Mengapa pengguna media sosial dengan mudah mengunggah status yang tidak sopan bahkan merendahkan pihak yang lain sehingga sampai-sampai satu pihak melaporkan kepada aparat yang berwajib? Munculnya status yang demikian disebabkan oleh, pertama, pengguna media sosial tidak sadar bahwa menggunakan sarana ini bukan dalam ruang tertutup, bukan pertemuan empat mata yang kedap dari penglihatan orang lain, namun berada dalam ruang terbuka sehingga semua orang melihat, memantau, dan mengawasi apa yang kita unggah. Satu status yang kita unggah bisa dilihat dan dibaca oleh banyak orang yang berjejaring.

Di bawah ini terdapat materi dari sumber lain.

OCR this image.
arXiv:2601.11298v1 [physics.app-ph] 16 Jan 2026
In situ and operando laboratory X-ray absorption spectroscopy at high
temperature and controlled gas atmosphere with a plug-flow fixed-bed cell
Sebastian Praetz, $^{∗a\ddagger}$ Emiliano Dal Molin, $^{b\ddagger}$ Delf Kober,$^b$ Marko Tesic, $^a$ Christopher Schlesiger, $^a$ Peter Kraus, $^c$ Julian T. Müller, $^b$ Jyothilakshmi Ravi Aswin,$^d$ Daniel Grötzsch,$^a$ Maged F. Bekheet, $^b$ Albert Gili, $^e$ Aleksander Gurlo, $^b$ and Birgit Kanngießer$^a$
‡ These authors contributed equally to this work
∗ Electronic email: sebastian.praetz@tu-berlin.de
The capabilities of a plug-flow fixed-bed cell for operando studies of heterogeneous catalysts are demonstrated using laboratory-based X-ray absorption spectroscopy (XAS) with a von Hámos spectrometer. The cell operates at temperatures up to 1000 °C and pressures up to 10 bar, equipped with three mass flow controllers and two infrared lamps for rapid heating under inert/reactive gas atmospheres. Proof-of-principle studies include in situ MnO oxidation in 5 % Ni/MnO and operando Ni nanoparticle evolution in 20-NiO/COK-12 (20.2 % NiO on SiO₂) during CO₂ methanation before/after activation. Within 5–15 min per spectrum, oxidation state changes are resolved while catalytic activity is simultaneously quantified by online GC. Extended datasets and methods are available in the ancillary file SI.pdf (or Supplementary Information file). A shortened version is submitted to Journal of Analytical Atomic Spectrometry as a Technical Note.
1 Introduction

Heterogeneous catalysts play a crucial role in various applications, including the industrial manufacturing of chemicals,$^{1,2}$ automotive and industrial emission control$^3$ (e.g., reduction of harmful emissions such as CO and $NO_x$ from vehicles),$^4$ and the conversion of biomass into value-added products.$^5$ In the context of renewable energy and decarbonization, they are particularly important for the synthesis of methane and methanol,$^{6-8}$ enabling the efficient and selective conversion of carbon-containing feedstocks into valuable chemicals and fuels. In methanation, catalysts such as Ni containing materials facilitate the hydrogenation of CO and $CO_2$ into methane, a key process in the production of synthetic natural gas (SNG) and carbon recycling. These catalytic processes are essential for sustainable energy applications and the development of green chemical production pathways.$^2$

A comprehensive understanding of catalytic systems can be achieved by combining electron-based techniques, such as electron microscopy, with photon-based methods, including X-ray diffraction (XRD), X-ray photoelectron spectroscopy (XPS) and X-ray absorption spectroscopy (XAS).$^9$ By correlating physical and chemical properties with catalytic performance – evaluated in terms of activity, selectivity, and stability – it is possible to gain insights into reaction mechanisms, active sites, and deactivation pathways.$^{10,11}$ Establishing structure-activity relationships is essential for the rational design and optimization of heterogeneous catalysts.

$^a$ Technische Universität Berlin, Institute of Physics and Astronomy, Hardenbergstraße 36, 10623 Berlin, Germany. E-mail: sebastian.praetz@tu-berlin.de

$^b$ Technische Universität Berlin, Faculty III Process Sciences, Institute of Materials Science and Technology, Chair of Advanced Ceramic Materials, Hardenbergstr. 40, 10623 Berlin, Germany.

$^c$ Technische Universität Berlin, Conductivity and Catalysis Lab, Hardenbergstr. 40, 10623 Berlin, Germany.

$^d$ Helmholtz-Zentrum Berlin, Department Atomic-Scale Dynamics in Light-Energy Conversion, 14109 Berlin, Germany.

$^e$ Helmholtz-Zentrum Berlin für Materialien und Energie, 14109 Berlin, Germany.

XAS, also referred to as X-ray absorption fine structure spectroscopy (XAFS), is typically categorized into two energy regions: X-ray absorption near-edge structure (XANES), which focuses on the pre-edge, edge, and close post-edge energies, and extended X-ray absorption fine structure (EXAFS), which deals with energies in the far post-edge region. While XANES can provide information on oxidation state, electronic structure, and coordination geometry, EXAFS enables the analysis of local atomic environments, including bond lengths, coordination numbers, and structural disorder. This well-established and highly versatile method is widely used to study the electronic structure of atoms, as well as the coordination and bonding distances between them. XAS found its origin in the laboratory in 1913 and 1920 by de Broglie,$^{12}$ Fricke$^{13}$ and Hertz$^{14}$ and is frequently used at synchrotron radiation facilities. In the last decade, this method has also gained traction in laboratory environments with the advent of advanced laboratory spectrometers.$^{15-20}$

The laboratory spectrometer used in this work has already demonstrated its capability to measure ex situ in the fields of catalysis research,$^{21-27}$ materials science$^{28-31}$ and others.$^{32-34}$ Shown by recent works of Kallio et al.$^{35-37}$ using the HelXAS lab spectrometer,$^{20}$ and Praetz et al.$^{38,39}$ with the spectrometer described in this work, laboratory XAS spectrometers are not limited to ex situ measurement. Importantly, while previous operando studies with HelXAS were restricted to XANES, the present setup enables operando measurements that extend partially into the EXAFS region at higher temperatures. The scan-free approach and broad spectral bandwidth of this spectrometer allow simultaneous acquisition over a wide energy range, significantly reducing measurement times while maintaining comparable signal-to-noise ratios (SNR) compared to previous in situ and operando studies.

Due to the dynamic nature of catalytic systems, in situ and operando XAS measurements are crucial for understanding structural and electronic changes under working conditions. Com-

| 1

Ketidaksadaran pengguna media sosial bahwa dirinya tidak berada dalam ruang tertutup itulah membuat dirinya juga tidak sadar bahwa apa yang ditulis bisa menyinggung orang lain. Ketidaksadaran ini dirasakan tidak hanya satu atau dua orang namun mayoritas pengguna sehingga setiap hari tulisan-tulisan pedas dan tidak mengenakan ber-sliweran.
Kedua, adanya saling serang di media sosial bisa jadi masyarakat mudah terprovokasi. Ketika ada pengguna media sosial mengunggah status yang melecehkan maka pihak yang lain akan menimpali. Saling menimpali dan tidak mau mengalah itu akhirnya memancing emosi dan pikiran di luar akal sehat, akibatnya kata-kata yang kasar dan menyakitkan terunggah dalam status. Bagi masyarakat yang menanggap hal yang demikian tidak penting, wajar, dan menerima maka perdebatan di media sosial itu akan selesai dan berganti dengan topik yang lain yang juga akan memancing salin serang selanjutnya.
Namun bagi salah satu pihak yang tidak terima maka status atau unggahan yang ada dalam media sosial itu bisa dilaporkan kepada aparat yang berwajib. Kasus seorang perempuan yang menuduh pihak yang lain kafir kalau diselusuri di media sosial hal yang demikian banyak dan biasa kita baca dalam facebook atau twitternamun karena ia dilaporkan maka berita itu menjadi besar.
Provokasi yang dilakukan oleh pengguna media sosial dalam statusnya itu jangan dianggap mereka orang yang bodoh atau tidak berpendidikan, ’provokator’ dalam media sosial itu bisa juga mereka dari kalangan terpelajar. Ada beberapa dosen dari perguruan tinggi ternama di Indonesia bahkan dari Australia dan Amerika Serikat sering mengunggah status yang memancing reaksi keras dari pihak yang lain.
Ketiga, saling lapor terjadi bisa jadi sebagai aksi ’balas dendam’ satu pihak kepada pihak yang lain. Beberapa kasus yang dilaporkan ke aparat kepolisian saat ini bisa jadi respon dari dilaporkannya Ahok kepada polisi. Bila masih ada rasa balas dendam maka saling lapor itu akan terus terjadi. Saling lapor di sini bukan karena ketersinggungan namun lebih banyak dikarenakan ingin menjatuhkan pihak lain terutama menjelang Pilkada.
Untuk menghentikan saling hujat di media sosial tentu tidak mudah sebab media itu sangat terbuka seperti pasar becek, siapapun bisa memafaatkan dan menggunakan. Untuk menumbuhkan kesadaran mengunggah status yang sehat dan positif pun juga tak gampang, jangankan yang tidak berpendidikan, yang mempunyai gelar S3 seperti Dr atau PhD pun juga juga masih sering mengunggah status yang provokatif.